First, I assume you have a single app server and a single app pool (no web garden) since that topic did not come up. If you have those, ignore the rest of this. Things get more complicated in a farm and I deal with that on our SaaS systems. We are looking at easing that admin burden for our own selfish needs so you all will benefit as we find the correct balance.

Gory details…
ERP 10 caches a ton of things - queries, in transaction results and the assemblies holding the biz logic. This is not normal IIS behavior for a variety of reasons. Change the web.config? IIS reboots and your 4 hour MRP run just got cancelled. Change a BPM and we silently do a build of ‘MyBPM.dll’ in the background and cache it (with a GUID stamped on it to allow you to have a bunch of the same dll in memory at the same time and we vector to the most current). Reminder - in dotNet, you cannot ‘unload’ a dll. Once you spin it up, it lives forever. It’s not like a class you can dispose.
The data model is one of these dlls we cache. We have looked at the ability to surgically refresh the cache for the data model like a BPM. The combination of the data model just being so large and so many classes running around in memory to update to the latest caused too many problems trying to update it in place so - the tear it all down and do an IIS Reset / app pool restart instead.

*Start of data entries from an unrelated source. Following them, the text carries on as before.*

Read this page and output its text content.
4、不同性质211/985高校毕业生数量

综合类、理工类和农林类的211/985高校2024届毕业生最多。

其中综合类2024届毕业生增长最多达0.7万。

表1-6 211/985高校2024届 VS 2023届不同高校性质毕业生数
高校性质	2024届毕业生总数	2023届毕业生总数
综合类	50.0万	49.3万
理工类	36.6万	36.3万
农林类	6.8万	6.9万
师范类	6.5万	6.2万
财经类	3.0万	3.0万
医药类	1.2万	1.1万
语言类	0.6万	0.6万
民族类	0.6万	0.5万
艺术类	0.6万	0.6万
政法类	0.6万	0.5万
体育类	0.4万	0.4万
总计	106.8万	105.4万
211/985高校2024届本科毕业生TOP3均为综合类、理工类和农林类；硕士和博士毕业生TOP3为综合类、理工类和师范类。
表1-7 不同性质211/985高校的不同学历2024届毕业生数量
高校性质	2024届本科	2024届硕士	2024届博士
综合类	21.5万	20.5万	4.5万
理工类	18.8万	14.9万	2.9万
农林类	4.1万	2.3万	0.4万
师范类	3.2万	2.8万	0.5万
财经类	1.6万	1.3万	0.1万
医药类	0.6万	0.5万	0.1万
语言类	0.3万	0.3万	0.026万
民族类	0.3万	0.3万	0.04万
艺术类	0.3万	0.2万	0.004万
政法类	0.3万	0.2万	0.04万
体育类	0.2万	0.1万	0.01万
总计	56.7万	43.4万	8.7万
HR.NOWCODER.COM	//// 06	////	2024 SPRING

Some day we might get that plumbed but for now the stability is more important than the risk so the reset approach.

Next, what a client sees happening it based on their ‘Session’ on the server. This holds which company they are looking at, site, workstation, language, etc. That information is stored in the database and cached in memory. If you kill off the server, no biggie, the next time the user hits the server the app server caches up the session again from the db and they are fine. Try going into Tip or Sales Order and search by typing in a valid record. Now turn off IIS. Do the query again. server not responding. Leave that dialog alone, start IIS and then pop goes ERP 10 and the query results are displayed. No loss of continuity.

What IS lost are long running processes. If you have a Posting Engine, MRP, large report, anything that takes some time crunching things then those all get reset to their last ‘increment’. Unfortunately, many of our large processes have not been evolved over to that model so start from square 0 on a reset. That’s something we are looking at but no roadmap or announcements today.

Lastly (really firstly) you need to be concerned about security. If you plop a button on the UD Maintenance form, what is the identity of the user that will hit the IIS app server and tell it to reboot? How you manage the security access to an app server is very important. I assume you don’t want just anyone able to hit IIS and do admin functions. That’s the thing postings to HaveIBeenPwned.com are made of. If you are going down that route, please think thru the security implications.